Os três se olharam em silêncio por algum tempo. Tautos demonstrava indignação enquanto papai e mamãe zombavam dele. Eles eram amigos. Se conheciam bem e já tinham vivido muitas histórias juntos. Será que algum dia Leo e eu seremos assim?

Notei que o Leo estava encantado com uma mulher sentada em uma banqueta apoiando os cotovelos na superfície de madeira do bar. Ela era alta — todos eram relativamente altos para mim —, cabelos pretos presos em um rabo de cavalo. Vestia uma blusinha azul discreta com as mangas até os cotovelos e uma calça preta apertada destacando suas silhuetas. Ao virar de leve, pude reparar no enorme decote que sustentavam seus seios que mais pareciam dois melões querendo pular para fora.

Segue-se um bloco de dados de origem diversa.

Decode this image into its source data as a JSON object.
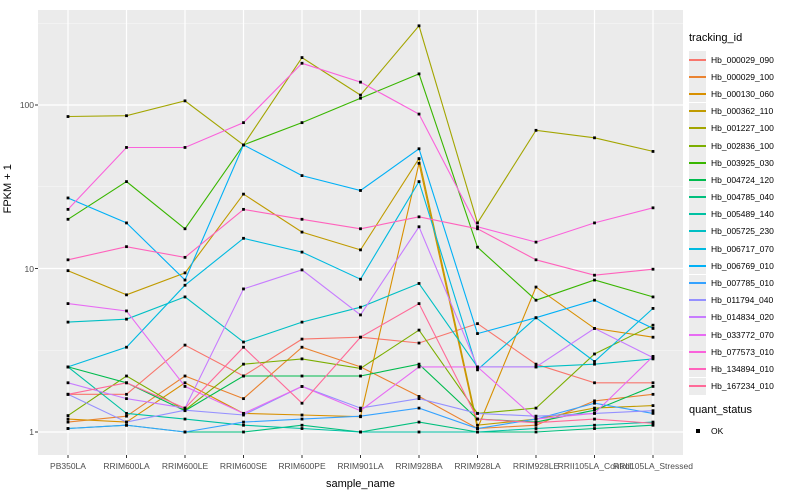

— Segura a baba menino. — Dei um empurrão de leve no seu cotovelo direito que servia como apoio para o queixo fazendo com que o Leo desequilibrasse a cabeça que ficou suspensa sem apoio.

Ele acenou com a mão e retornou à posição de antes sem se importar, quase que hipnotizado.

Tautos, que estava do lado dele, chegando mais perto o encorajou a ir lá falar com a mulher. Leo deu uma encolhida na cadeira como quem se intimidasse.

— Ela é muita sopa pra sua combuca meu filho — comentou Tautos abrindo uma gargalhada. — Vai ficar aí babando ou vai ser macho e ir até lá? — repetiu o encorajamento, mas Leo ainda demonstrara-se tímido. — Iiiiih... tá com medinho, é? — continuou a provocação.

— Falou o senhor coragem — retrucou papai defendendo o Leo. — Você nessa idade se mijava todo ao falar com qualquer garota. Lembro de uma vez em que você fingiu que era mudo de tanto medo que teve de falar com a filha do leiteiro — disse papai tirando sarro do meu tio.

Tautos corou.

— Também não é para tanto — assegurou mostrando confiança. — Hoje os dias são outros.

— Então prove. Vai lá então! — Desafiou mamãe erguendo as sobrancelhas e fazendo sinal de enxotar com a mão direita.

— O que? — hesitou. — Vocês acham que eu não tenho coragem?

Todos nós balançamos a cabeça confirmando o desafio.

— Pois saibam que mulher nenhuma resiste ao meu charme — argumentou fazendo pose de galante no mesmo tempo em que cofiava a barba.

Enquanto Tautos fazia suas melhores poses e caretas, papai fez sinal para que prestássemos atenção nele. Logo em seguida disse olhando para o corpanzil à sua frente:

— Você não vai — falou em tom ritmado. — Sabe por quê?

Tautos olhou pro meu pai com cara de curioso e fazendo gesto pra ele continuar.

— Você é um MARICAS!

Ao ouvir isso, o homem de aspecto hirsuto carregou o sobrolho e cerrou o cenho.

Mamãe esticou o canto da boca e chacoalhou a mão levemente como quem antecipasse a irritação de Tautos.

— Vai se arrepender disso, seu... — Deixou morrer a frase antes de continuar enquanto fulminava o meu pai com os olhos. Ele olhou para mim e para o Leo como se estivesse envergonhado. Agora era uma questão de honra para ele.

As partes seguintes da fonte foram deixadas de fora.